I've definitely found my accent has become more 'proper' since coming here. An English accent is hard enough for most people to contend with on the phone, but a broad Yorkshire accent, not on your life mate. I always, 'regularly' have to say zee instead of zed, and these days am finding I'm translating automatically, a short step away from losing my vernacular completely.

It is funny to me though, that so few people here consider themselves to have an accent. Just try asking a Santa Barbaran to pronounce anything with a 't' in it and they are genuinely surprised to find out that they have no 't', ie 'Montecito' becomes 'Monecido' and 'Cota Street' becomes 'Coda'. It's really chuffing embarrassing to have to order a 'Rooty Tooty Fresh and Fruity' at IHOP with an English accent, but fortunately that doesn't come up very often.

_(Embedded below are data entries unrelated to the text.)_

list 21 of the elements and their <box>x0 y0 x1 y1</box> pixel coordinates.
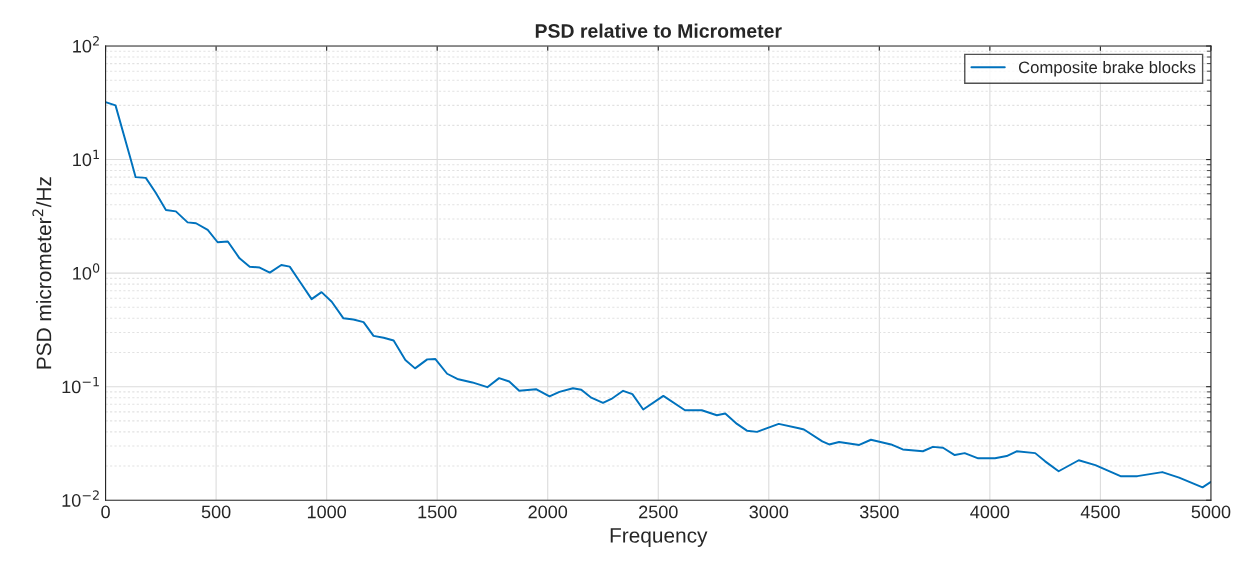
line-series <box>105 101 1211 489</box>
x-tick-label: 4500 <box>1080 505 1120 519</box>
x-tick-label: 4000 <box>970 505 1010 519</box>
x-tick-label: 5000 <box>1191 505 1231 519</box>
x-tick-label: 2000 <box>528 505 568 519</box>
x-tick-label: 2500 <box>639 505 678 519</box>
x-tick-label: 1500 <box>418 505 457 519</box>
y-axis-title: PSD micrometer$^{2}$/Hz <box>32 177 52 369</box>
y-tick-label: 10$^{1}$ <box>73 149 99 167</box>
legend-label: Composite brake blocks <box>1018 61 1196 77</box>
y-tick-label: 10$^{0}$ <box>73 263 100 280</box>
x-tick-label: 3500 <box>859 505 899 519</box>
chart-title: PSD relative to Micrometer <box>535 23 782 38</box>
x-tick-label: 3000 <box>749 505 789 519</box>
x-tick-label: 500 <box>201 505 231 519</box>
x-tick-label: 0 <box>101 505 110 519</box>
x-tick-label: 1000 <box>307 505 347 519</box>
x-axis-title: Frequency <box>610 528 708 547</box>
y-tick-label: 10$^{−1}$ <box>62 376 99 394</box>
y-tick-label: 10$^{2}$ <box>73 36 99 53</box>
y-tick-label: 10$^{−2}$ <box>62 490 99 507</box>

Pronunciations were even a consideration when naming Anna. We both loved the name Katie, but it would have been weird for me to constantly hear her being called 'Kady'. Of course, I was in for the surprise of my life when one of my Mom's Group generously commented that I couldn't even pronounce my own daughter's name correctly (I do love my Mum's group, I really don't know why I don't go more often). Apparently I say 'Annerr' instead of 'Anna'. For once I was too gobsmacked to reply, but, 'maybe you should try leaving the tri-counties once in a while love and discover that people have accents' wouldn't have gone amiss.

And that's all I have to say about that.

2 comments:

Fresh Hell said...

You aren't alone. I was told recently (by a native Californian, no less)that my accent was changing since I've been living on the east coast. I was in a cold, sweaty panic thinking that I may at some point affect the Bostonian accent. Then I remembered that only the low-brow inbred pedestrian element have that accent falling off their tongues. Phwew!

For the record, as I read your post, I realized that I todally don't ever pronounce my T's. Like I need another thing to be neurodic and obsessive about... Thanks!

AliBlahBlah said...

That would really be something to hear you with a Bawston accent! Or, rather, that would be todally inneresding(!)